Patel JN, O’Neil BH, Deal AM, et al. Oncologist. 2014 Sep;19(9):959-65
From five community and one academic center 70 CRC patients received mFOLFOX6 with pharmacokinetically guided dose adjustments after the first cycle. This study demonstrated that oncologists were successful in adjusting their patient’s doses so that their 5-FU levels were within target range. In cycle 4 patients had a significantly higher odds ratio of not being under dosed compared to cycle 1: OR: 2.29; p=0.037. Compared to historical data there was also a reduction in mucositis and diarrhea, though the occurrence of neutropenia was similar.
Personalized Dosing via Pharmacokinetic Monitoring of 5-Fluorouracil Might Reduce Toxicity in Early- or Late-Stage Colorectal Cancer Patients Treated With Infusional 5-Fluorouracil-Based Chemotherapy Regimens.
Kline CL, Schiccitano A, Zhu J, et al. Clin Colorectal Cancer. 2014 Jun;13(2):119-26.

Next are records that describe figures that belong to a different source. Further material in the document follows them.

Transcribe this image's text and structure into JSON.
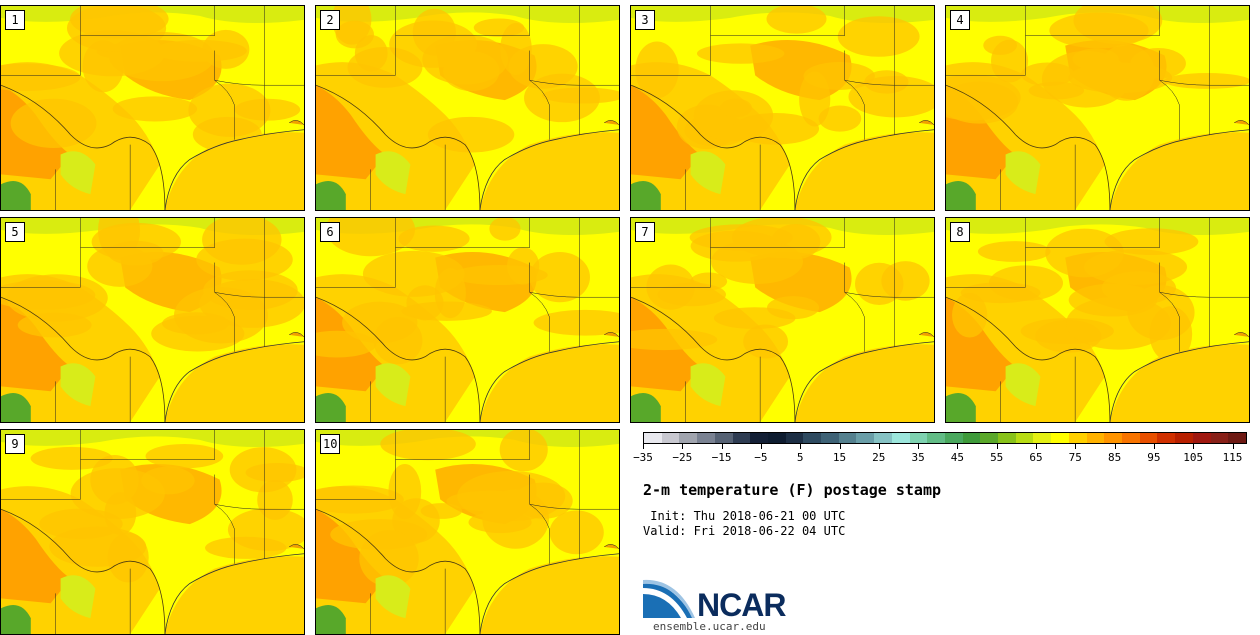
{
  "panels": [
    {
      "label": "1"
    },
    {
      "label": "2"
    },
    {
      "label": "3"
    },
    {
      "label": "4"
    },
    {
      "label": "5"
    },
    {
      "label": "6"
    },
    {
      "label": "7"
    },
    {
      "label": "8"
    },
    {
      "label": "9"
    },
    {
      "label": "10"
    }
  ],
  "colorbar": {
    "colors": [
      "#e8e8ee",
      "#c8c8d0",
      "#a0a4ae",
      "#7a8292",
      "#566274",
      "#2e3c52",
      "#142036",
      "#0e1c30",
      "#1c2e44",
      "#2e4a60",
      "#3e6276",
      "#54808e",
      "#6a9ea8",
      "#86c2c4",
      "#9ce6dc",
      "#7ed2b0",
      "#62bc86",
      "#4aa85e",
      "#3e9a3a",
      "#5aa82a",
      "#88c21a",
      "#b8dc14",
      "#e4f014",
      "#ffff00",
      "#ffd000",
      "#ffb200",
      "#ff9400",
      "#f87400",
      "#e85000",
      "#d03000",
      "#b82000",
      "#a01810",
      "#882018",
      "#6e1a14"
    ],
    "tick_labels": [
      "−35",
      "−25",
      "−15",
      "−5",
      "5",
      "15",
      "25",
      "35",
      "45",
      "55",
      "65",
      "75",
      "85",
      "95",
      "105",
      "115"
    ]
  },
  "title": "2-m temperature (F) postage stamp",
  "init": " Init: Thu 2018-06-21 00 UTC",
  "valid": "Valid: Fri 2018-06-22 04 UTC",
  "logo": {
    "text": "NCAR",
    "site": "ensemble.ucar.edu"
  }
}
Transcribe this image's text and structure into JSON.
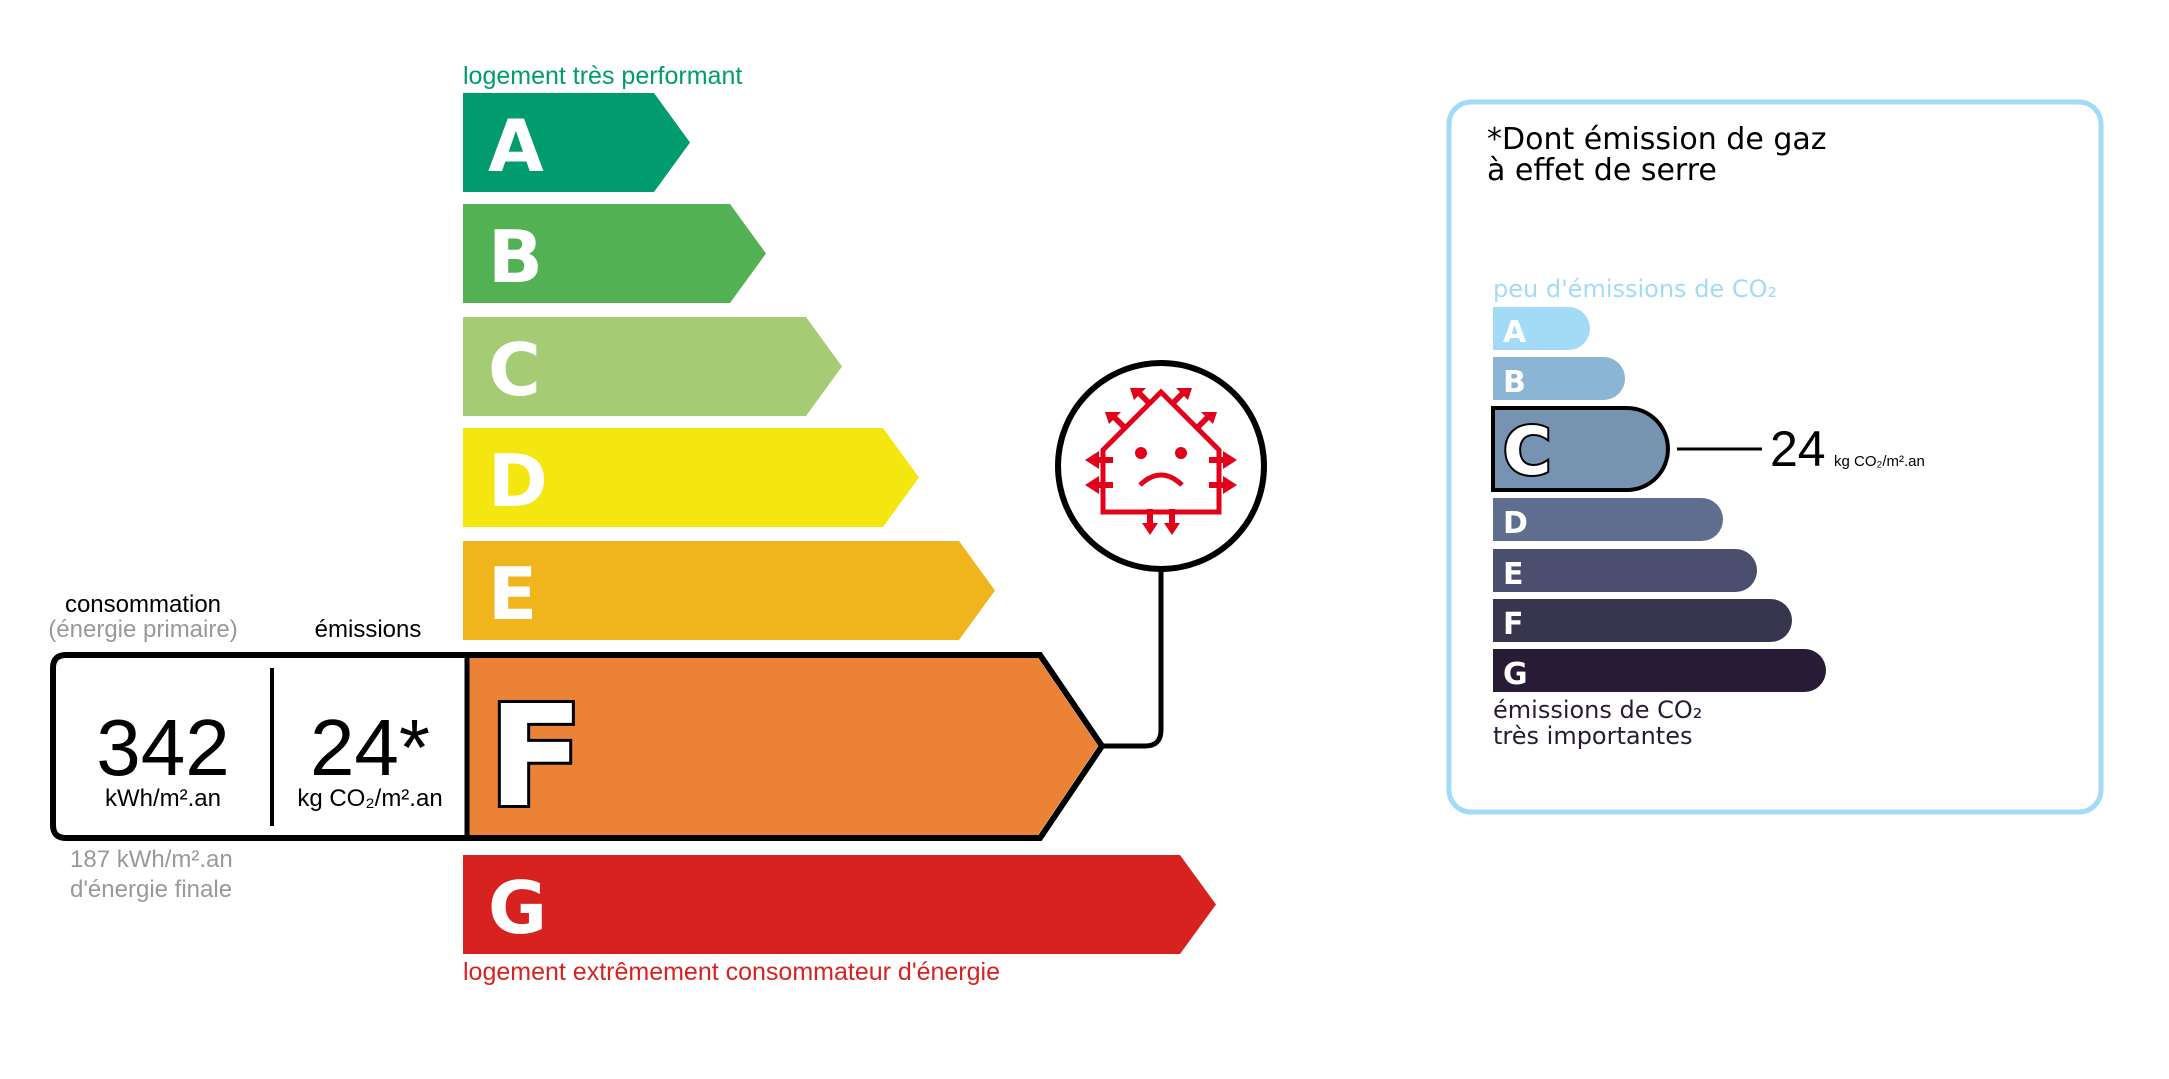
{
  "energy_label": {
    "top_caption": "logement très performant",
    "bottom_caption": "logement extrêmement consommateur d'énergie",
    "classes": [
      {
        "letter": "A",
        "color": "#009c6d"
      },
      {
        "letter": "B",
        "color": "#52b153"
      },
      {
        "letter": "C",
        "color": "#a5cc74"
      },
      {
        "letter": "D",
        "color": "#f4e70f"
      },
      {
        "letter": "E",
        "color": "#f0b41c"
      },
      {
        "letter": "F",
        "color": "#eb8235"
      },
      {
        "letter": "G",
        "color": "#d7221f"
      }
    ],
    "current_class": "F",
    "consumption_header": "consommation",
    "consumption_subheader": "(énergie primaire)",
    "emissions_header": "émissions",
    "consumption_value": "342",
    "consumption_unit": "kWh/m².an",
    "emissions_value": "24*",
    "emissions_unit": "kg CO₂/m².an",
    "final_energy_line1": "187 kWh/m².an",
    "final_energy_line2": "d'énergie finale",
    "icon": "passoire-thermique-sad-house-icon",
    "icon_color": "#e2001a"
  },
  "ges_label": {
    "title_line1": "*Dont émission de gaz",
    "title_line2": "à effet de serre",
    "top_caption": "peu d'émissions de CO₂",
    "bottom_caption_line1": "émissions de CO₂",
    "bottom_caption_line2": "très importantes",
    "classes": [
      {
        "letter": "A",
        "color": "#a3dbf7"
      },
      {
        "letter": "B",
        "color": "#8ab5d5"
      },
      {
        "letter": "C",
        "color": "#7693b1"
      },
      {
        "letter": "D",
        "color": "#5f6e8f"
      },
      {
        "letter": "E",
        "color": "#4b4e6e"
      },
      {
        "letter": "F",
        "color": "#38354f"
      },
      {
        "letter": "G",
        "color": "#281b35"
      }
    ],
    "current_class": "C",
    "value": "24",
    "unit": "kg CO₂/m².an",
    "border_color": "#a3dbf7"
  }
}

This was the first study that included patients in the adjuvant setting. There was a significant difference in disease free survival for those stage II/III patients who had their doses adjusted compared to the patinets in the BSA arm. PK guided dosing also resulted in longer progression free survival for stage IV patients, though it did not reach statistical significance. In addition to improved outcomes toxicity was also reduced in the dose adjustment arms.